That doesn’t mean the skills a C.E.O. could bring to the Oval Office are irrelevant, let alone disqualifying. But all those skills we associate with an effective executive—hiring talent, delegating authority, ensuring accountability—could also be associated with someone who has been a mayor, like Rudy Giuliani, or a former cabinet secretary, like Bill Richardson. Do I fear a President Romney? Not after the last four years.
I think the Bain Way—the love of data and vigorous debate—would have helped a President Romney make better decisions about Iraq than his classmate. (Of course, a monkey with a dartboard probably would have fared better.) “I think if you’d had General [Anthony] Zinni”—a war critic—“around the table arguing, it would have made a difference,” Romney tells me. “He’d have said if we’re able to topple Saddam quickly, [we] may end up in a sectarian war.”
The Bain Way certainly helped Romney as governor. Finding budget cuts came naturally to the former consultant. Also, the formulation of Massachusetts’ much-heralded plan for universal health care—which mandates that everyone buy coverage and offers subsidies for those who can’t afford it—was preceded by a Bain-style analysis revealing that the state’s uninsured crisis was less about poverty and more about making carefree young folk buy into the system. But at the same time, Romney was a political novice on Beacon Hill, and he saw his vetoes routinely overridden. Knowing what you can and cannot get through a legislature isn’t something you learn in business, no matter how great you’ve been at corporate turnarounds. When Romney has gone with his gut instead of data—as when he said he would double the capacity of the prison at Guantánamo Bay—he has sounded shrill.
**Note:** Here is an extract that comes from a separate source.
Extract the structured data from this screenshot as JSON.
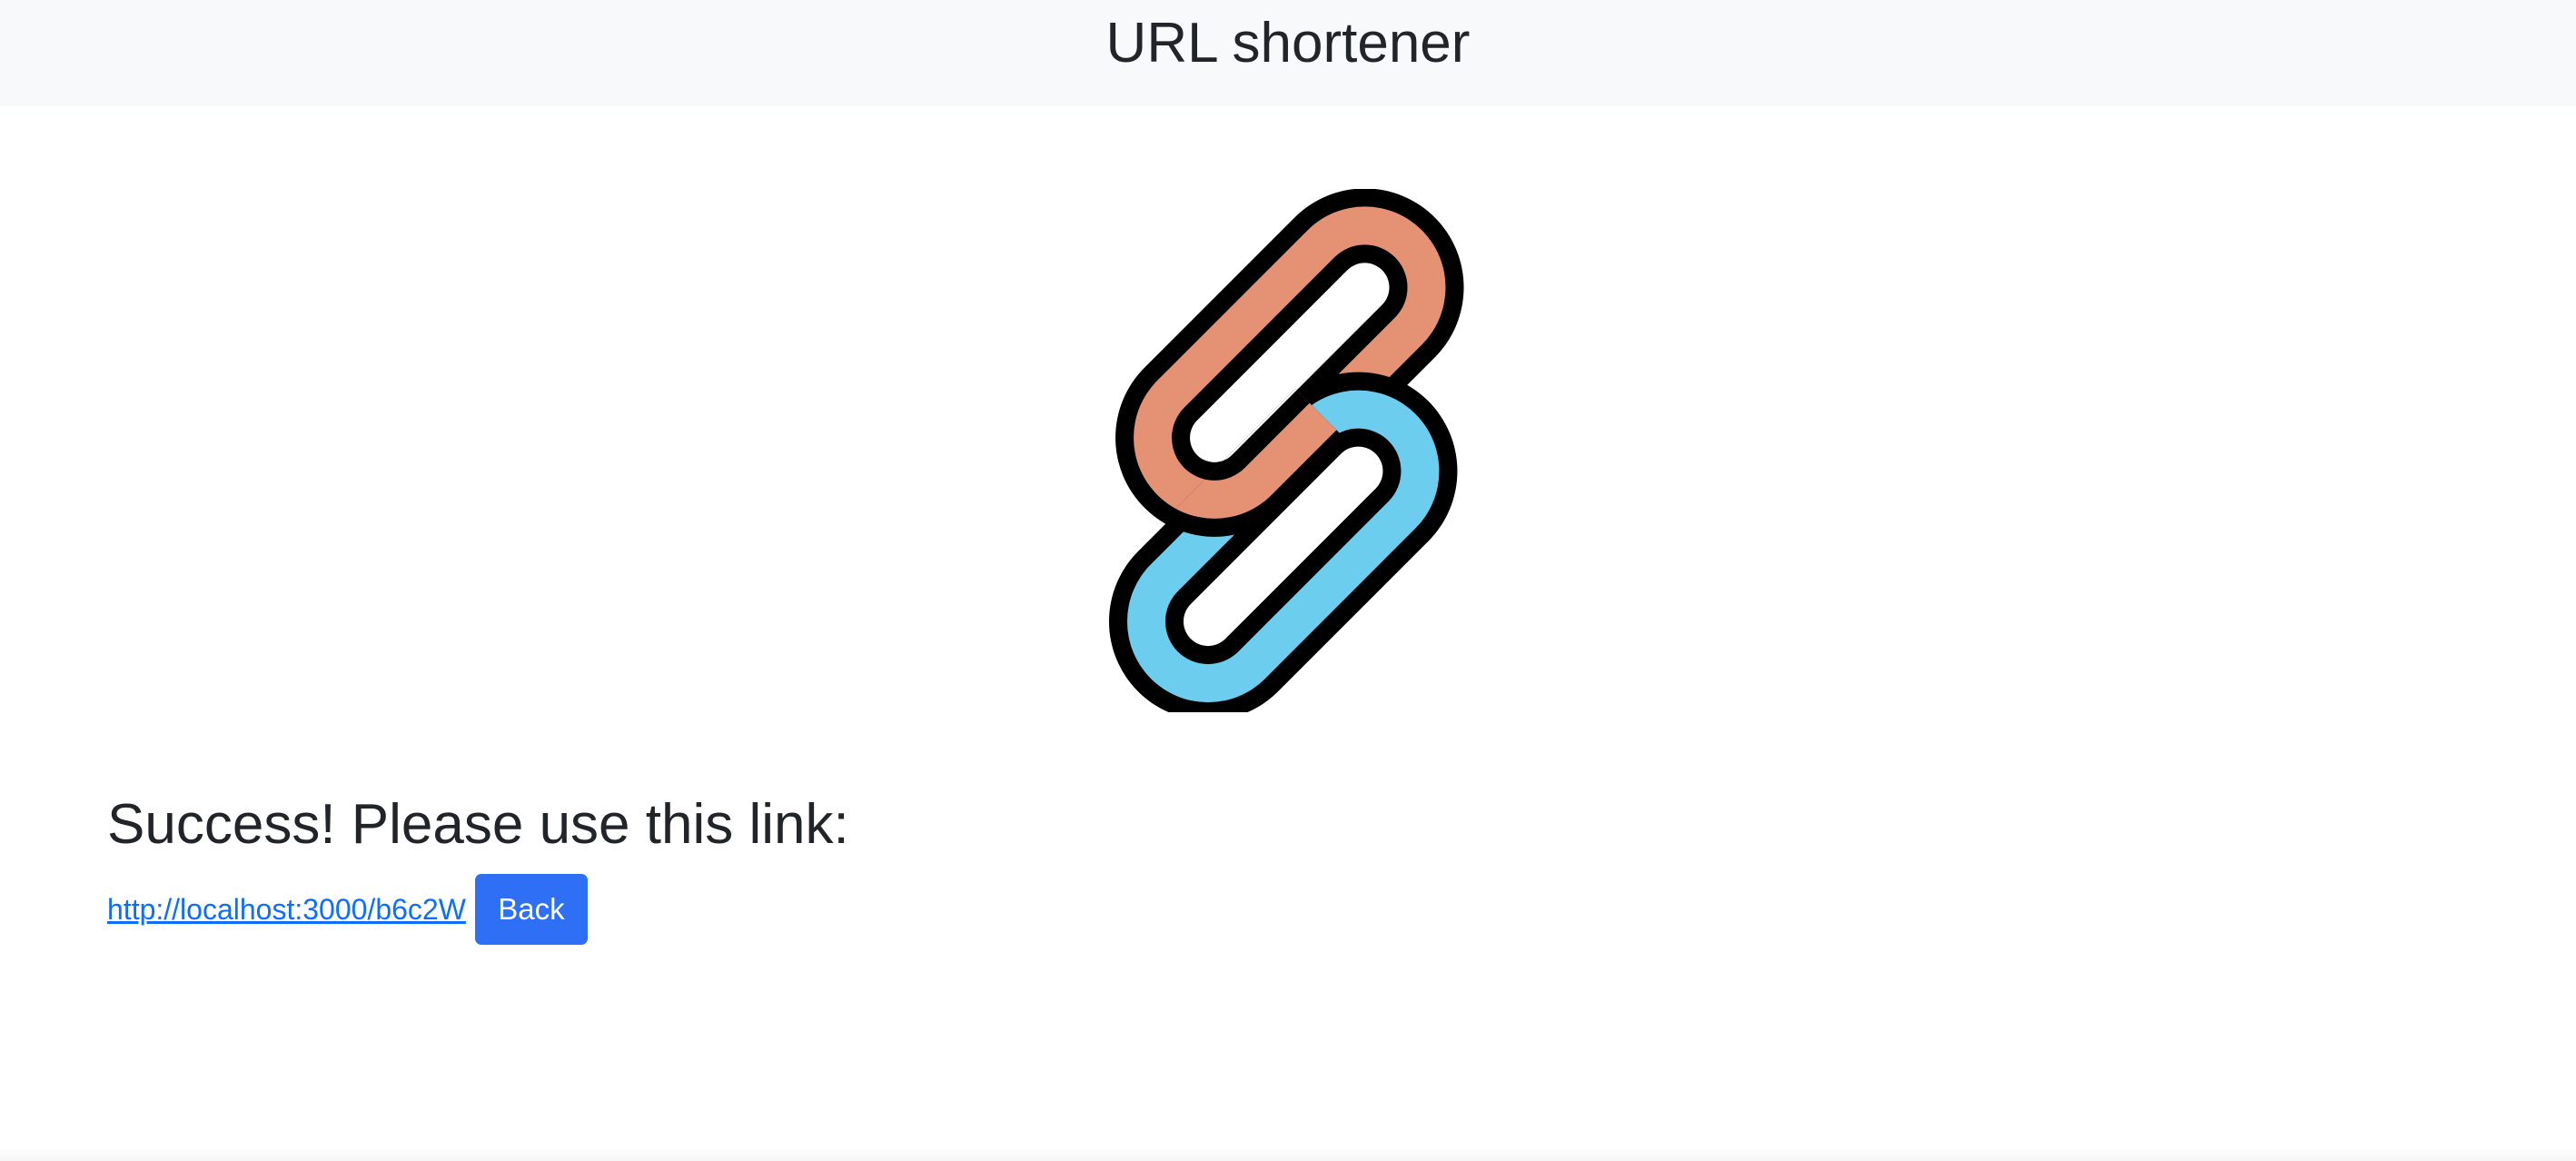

It’s fitting for Romney that the last Massachusetts governor to end up as commander in chief was Calvin Coolidge, who publicly revered business more than any other president. “The man who builds a factory builds a temple,” Coolidge declared in one of his many lavish encomiums to free enterprise. “The man who works there worships there.” Romney, the hero of the Salt Lake Temple, has undoubtedly helped build some great temples of commerce. The church of governance, though, is far harder to lead.